Which begs the question: If content has no value, then why are we creating it? Why are so many online marketers rushing to create blogs, forums, videos, tweets, etc. — in other words, content?
Because while some content has lost value, but other content has become more valuable.
1. Generic mass-market content has lost value. Look at what you see on Yahoo!
Yes, we’ve all seen this somewhere else already. (Well, maybe not the one about the woman who called her ex-boyfriend 65,000 times…) That’s why it has less value.
2. Niche content has become more valuable. Because people looking for your niche content could actually find it now.

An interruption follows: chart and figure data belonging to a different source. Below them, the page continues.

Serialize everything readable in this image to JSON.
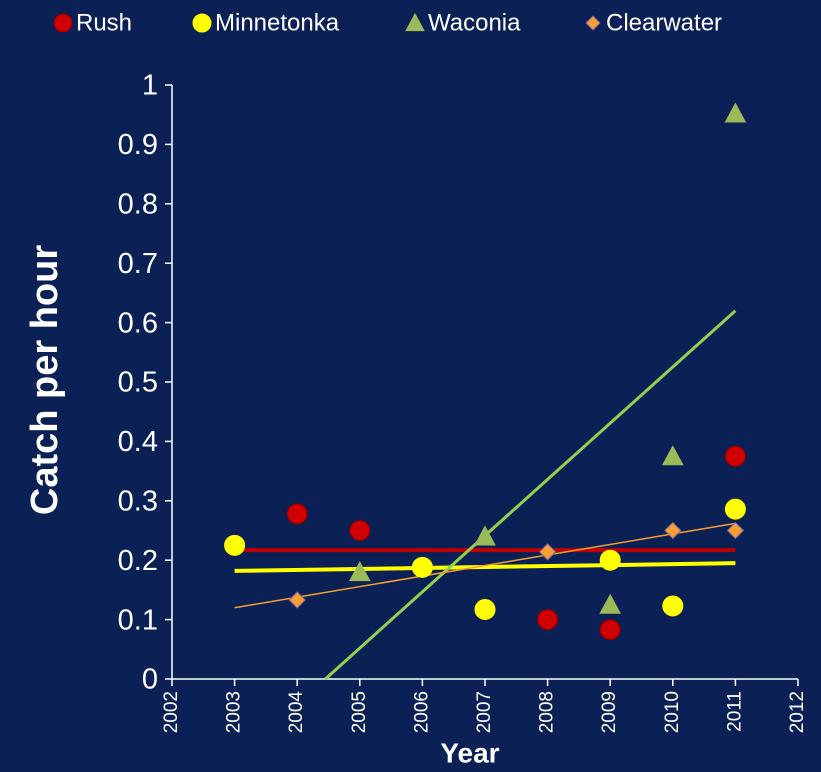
{
  "chart_data": {
    "type": "scatter",
    "xlabel": "Year",
    "ylabel": "Catch per hour",
    "xlim": [
      2002,
      2012
    ],
    "xticks": [
      2002,
      2003,
      2004,
      2005,
      2006,
      2007,
      2008,
      2009,
      2010,
      2011,
      2012
    ],
    "ylim": [
      0,
      1
    ],
    "yticks": [
      0,
      0.1,
      0.2,
      0.3,
      0.4,
      0.5,
      0.6,
      0.7,
      0.8,
      0.9,
      1
    ],
    "legend": "top",
    "series": [
      {
        "name": "Rush",
        "color": "#d00000",
        "marker": "circle",
        "x": [
          2004,
          2005,
          2008,
          2009,
          2011
        ],
        "values": [
          0.278,
          0.25,
          0.1,
          0.083,
          0.375
        ],
        "trendline": {
          "color": "#c00000",
          "x": [
            2003,
            2011
          ],
          "values": [
            0.217,
            0.217
          ]
        }
      },
      {
        "name": "Minnetonka",
        "color": "#ffff00",
        "marker": "circle",
        "x": [
          2003,
          2006,
          2007,
          2009,
          2010,
          2011
        ],
        "values": [
          0.225,
          0.188,
          0.117,
          0.2,
          0.123,
          0.286
        ],
        "trendline": {
          "color": "#ffff00",
          "x": [
            2003,
            2011
          ],
          "values": [
            0.182,
            0.195
          ]
        }
      },
      {
        "name": "Waconia",
        "color": "#9bbb59",
        "marker": "triangle",
        "x": [
          2005,
          2007,
          2009,
          2010,
          2011
        ],
        "values": [
          0.18,
          0.24,
          0.125,
          0.375,
          0.952
        ],
        "trendline": {
          "color": "#92d050",
          "x": [
            2004.45,
            2011
          ],
          "values": [
            0,
            0.62
          ]
        }
      },
      {
        "name": "Clearwater",
        "color": "#f5a030",
        "marker": "diamond",
        "x": [
          2004,
          2008,
          2010,
          2011
        ],
        "values": [
          0.133,
          0.214,
          0.25,
          0.25
        ],
        "trendline": {
          "color": "#f5a030",
          "x": [
            2003,
            2011
          ],
          "values": [
            0.12,
            0.262
          ]
        }
      }
    ]
  }
}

3. Actionable content has become more valuable. The web has shortened the distance from content to action. In the old days, you saw an ad, called an 800 number, and waited for something in the mail. By the time you got it, you might have forgotten what it was all about. Nowadays, if you see something on the web you like, you can take action immediately: download it, buy it, get a quote. The conversion funnel is shorter and faster. Fewer people are dropping out along the way. Therefore, the content must be more valuable now.
As an example, maybe writing about the President’s job speech tonight won’t get you much, but tips on how to get a job must be worth a lot these days, or why would I find all these results on Google for “java developer interview questions and answers”?
What you’re seeing is an example of market economics at work: Niche, actionable content has increased in value at the expense of generic, mass-market content.